System requirements


Functional:

  • Store user text (limit 50 pieces)
  • Text must be under 10k characters
  • User settable expiration for text (default 30 days; max 365 days)
  • Paste access is settable (public,shared,private)



Non-Functional:

  • Low latency
  • Eventual consistency




Capacity estimation

  • 10k DAU
  • 2 uploads / user / day
  • 20k uploads / day
  • Assume 1k characters avg per paste
  • 20k uploads * 1k characters * 1B / char = 200kB upload / day
  • 20k / 100k = 0.2 write QPS
  • Read:write ratio = 10
  • 2 read QPS


  • 200kB * 365 ~= 80MB per year


API design

Upload a paste to pastebin

POST /v1/pastes/

params: {

username

text

access

expiration (in days)

}

returns: {

url

}


Get a paste

Just follow the url




Database design

Pastes:

  • Since we only need about 80MB to store all paste data for a year, and the maximum expiration time is one year, we can easily fit all paste data in an in-memory cache like Redis. Redis is also useful here as it has a Time-to-live feature where it will evict data based on the expiration time we get from the user. Pastes will be keyed by their unique URL which is a short base 62 string. A paste object in the cache will store the following metadata:
  • User ID of its author
  • Access policy
  • Created At (timestamp)
  • Body (actual paste text)
  • expiration policy


Users:

  • User data wont be modified or read nearly as frequently as the pastes. A relational DB should be acceptable for Users. A row in the relational DB should at least store the following info for a given user:
  • User ID
  • Username
  • email




High-level design

Functional Blocks:

  • Web Server: Handles requests, authentication, authorization, Unique URL generation
  • Paste DB: Stores pastes
  • User DB: Stores User info






Request flows

Creating a new paste:

  • Client uploads a new paste
  • Load Balancer routes request to web server
  • Web server generates a new unique URL for the paste
  • Web server persists the paste to the Paste DB, keyed by it's URL
  • The web server returns the new URL to the client


Reading a paste:

  • The client follows the paste URL
  • The GET request is routed through the load balancer to the Web Server.
  • The Web Server looks up the paste in the Paste DB with the URL as the key.
  • The Web Server returns the body of the paste metadata to the client.



Detailed component design

  • Fault tolerance: This system likely fits easily onto one or two physical machines. However, this constitutes a single point of failure. In order to prevent data loss, this system should be replicated over multiple availability zones.
  • DB Design: The entire post DB fits into a single redis cache instance easily. However, redis is not durable. All writes to the redis cache should also be asynchronously forwarded to a persistent DB. A Key-Value store or even a simple log should work well here, since the DB will typically be written to, and only read when reloading the cache after an outage. To facilitate replicating the system into multiple datacenters, the writes to one DB instance should be asynchronously forwarded to its replicas.
  • Unique URL generation: since the system is now distributed geographically, we need to ensure that two pastes are not given the same URL. To achieve this, a URL should in some way contain the unique ID of the web server it was generated on to prevent collisions. This could be achieved by simply appending the Unique ID of the web server onto the end of the URL.



Trade offs/Tech choices

  • Monolithic architecture: This system has very few components, and the Web Server handles all of the business logic of the system. While this architecture can be considered a Single Point of Failure, it greatly mitigates the complexity that comes with separating functionality into different services.

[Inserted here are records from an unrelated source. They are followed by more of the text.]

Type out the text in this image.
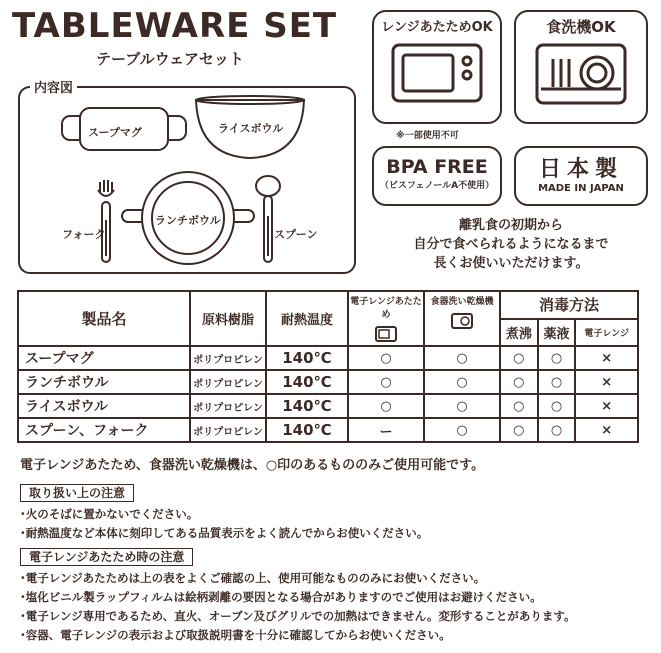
TABLEWARE SET
テーブルウェアセット
内容図
スープマグ	ライスボウル
フォーク
ランチボウル
スプーン
レンジあたためOK
※一部使用不可
食洗機OK
BPA FREE
（ビスフェノールA不使用）
日本製
MADE IN JAPAN
離乳食の初期から
自分で食べられるようになるまで
長くお使いいただけます。
製品名	原料樹脂	耐熱温度	電子レンジあたため	食器洗い乾燥機	消毒方法		
					煮沸	薬液	電子レンジ
スープマグ	ポリプロピレン	140℃	○	○	○	○	×
ランチボウル	ポリプロピレン	140℃	○	○	○	○	×
ライスボウル	ポリプロピレン	140℃	○	○	○	○	×
スプーン、フォーク	ポリプロピレン	140℃	ー	○	○	○	×
電子レンジあたため、食器洗い乾燥機は、○印のあるもののみご使用可能です。
取り扱い上の注意
･火のそばに置かないでください。
･耐熱温度など本体に刻印してある品質表示をよく読んでからお使いください。
電子レンジあたため時の注意
･電子レンジあたためは上の表をよくご確認の上、使用可能なもののみにお使いください。
･塩化ビニル製ラップフィルムは絵柄剥離の要因となる場合がありますのでご使用はお避けください。
･電子レンジ専用であるため、直火、オーブン及びグリルでの加熱はできません。変形することがあります。
･容器、電子レンジの表示および取扱説明書を十分に確認してからお使いください。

Failure scenarios/bottlenecks

  • Web Server crashes: This could be solved by simply having two or three servers online in each availability zone, or simply routing requests to a different availability zone if this one is unresponsive.
  • Redis cache crashes: Paste writes will need to be routed to another datacenter for the time being, but once the Redis cache is back online, it can be reloaded from the local Paste DB. The Paste DB should have eventual consistency with its replicas.




Future improvements

  • Integrate a Pay-per-use system where users can pay a certain rate every time they upload a new paste. This could allow us to relax our 50 paste per user limit. If this lead to a significant increase in demand, we would likely need to scale our DB architecture, perhaps by sharding on a hash of the paste URL.